10、仕事の成果(2)
「あらたまって何だ? 人名ばかりが書かれているようだが」
「あの、まだ推測の範囲ですからそのように理解をお願いします。作業の過程においてですが、ちょっと怪しいと思える人たちが見つかったといいますか」
これでピンと来たようだった。
ケネスは「あぁ」と頷きを見せる。
「つまりあれか?
「どうにも支出分と、実際に調達出来た物品の金額が合わないことが多くありまして。その辺りを調べますと……はい」
「出るわ出るわということだな? まぁ、仕方あるまいか。ろくに管理もしなければこうもなろうが……ふむ」
不意にだ。
ケネスがあごをさすりながらに見つめてくる。
セリアは身じろぎしながらに応じることになった。
「え、えーと……閣下?」
「いやまぁな。優秀だなと思っているのだ。それもこのシェリナにおいて2人といないほどに優秀であれば……少し困る」
セリアは「へ?」と首をかしげる。
「困る……ですか? えーと?」
「今それを口にすれば、お前の能力ばかりを評価しているようでなぁ。出来れば、裏表の無い思いとして受け取って欲しいものだが」
そうしてケネスは腕組みで黙り込んだ。
悩んでいるといった雰囲気だが、その悩みの内容は皆目検討がつかなかった。
この風変わりな友人は一体何を悩んでいるのか?
不思議の思いで見つめる時間が続く。
そして、
「……閣下。よろしいでしょうか?」
扉がコンコンと鳴り、そんな侍従の声が部屋に伝わってきた。
ケネスは「む?」と一言して顔を上げる。
「一体なんだ? まぁ、入れ。今、忙しいところではあるのだがな」
別に、忙しいところなど何も無かったような。
セリアにはそうとしか思えなかったが、ともあれ扉は開いた。
侍従が申し訳なさそうに頭を下げつつ入ってくる。
「それは失礼を。ですが、妙な客人が訪ねてこられまして……」
「妙な? それは予定も無くということ以上の意味か?」
「はい。

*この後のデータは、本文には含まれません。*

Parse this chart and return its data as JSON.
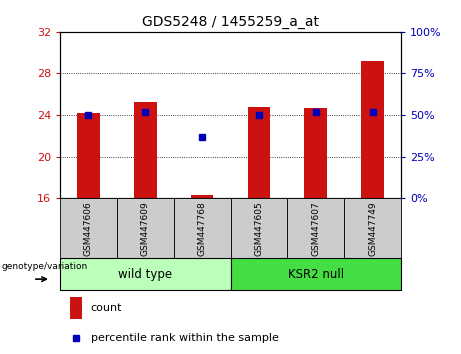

何故か妙に荒々しいと申しますか興奮している様子なのです」
セリアはケネスの妙な態度を忘れることになった。
代わって、不安の思いで彼を見上げることになる。
「あの、何か問題を起こされました? 学院の時のように、またどなたかを怒らせましたか?」
「その可能性は否定せんが、それで俺に直接文句をとはな。骨があるヤツもいるものだ」
彼は妙な感心を見せ、その様子にセリアは呆れることになる。
ただ、ケネスが誰かを怒らせたという話では無いらしい。
侍従はすぐさま首を左右にした。
「いえ、閣下へのお客人ではありません。先方は、声を荒げてセリア様の名を口にしていまして」
セリアは「へ?」と自身を指差すことになった。
「え? 私ですか?」
「はい。若い男女の2人組でして、男性はシュルト家、女性はヤルス家の者と名乗っておりましたが」
セリアは「ん?」と首をかしげることになった。
シュルト家の男と、ヤルス家の女。
若いとなれば、想像は難しくない。
婚約者であったクワイフと、妹のヨカ。
おそらくは彼らが尋ねてきたのだろうが、
(……なんで?)
胸中には疑問しかなかった。
何故、彼らが自分を尋ねてくるのか?
言葉なく黙り込むことになり、ケネスが眉をひそめて見つめてくる。
「どうする? よく分からんが、追い払っておくか?」
セリアは咄嗟には返事出来なかった。
正直なところ、あまり会いたくは無かった。
ただ、何事か問題が起こったのであればと思ってしまうのだ。
あるいは両親に何かあったのではないか?
ヨカの口車に乗ってしまった彼らだが、やはり肉親のこと。
どうしようもなく気にはかかる。
セリアはしばし思案し……ひとつ頷く。
どうしても万が一が気にかかった。
セリアはケネスに首を左右にして見せた。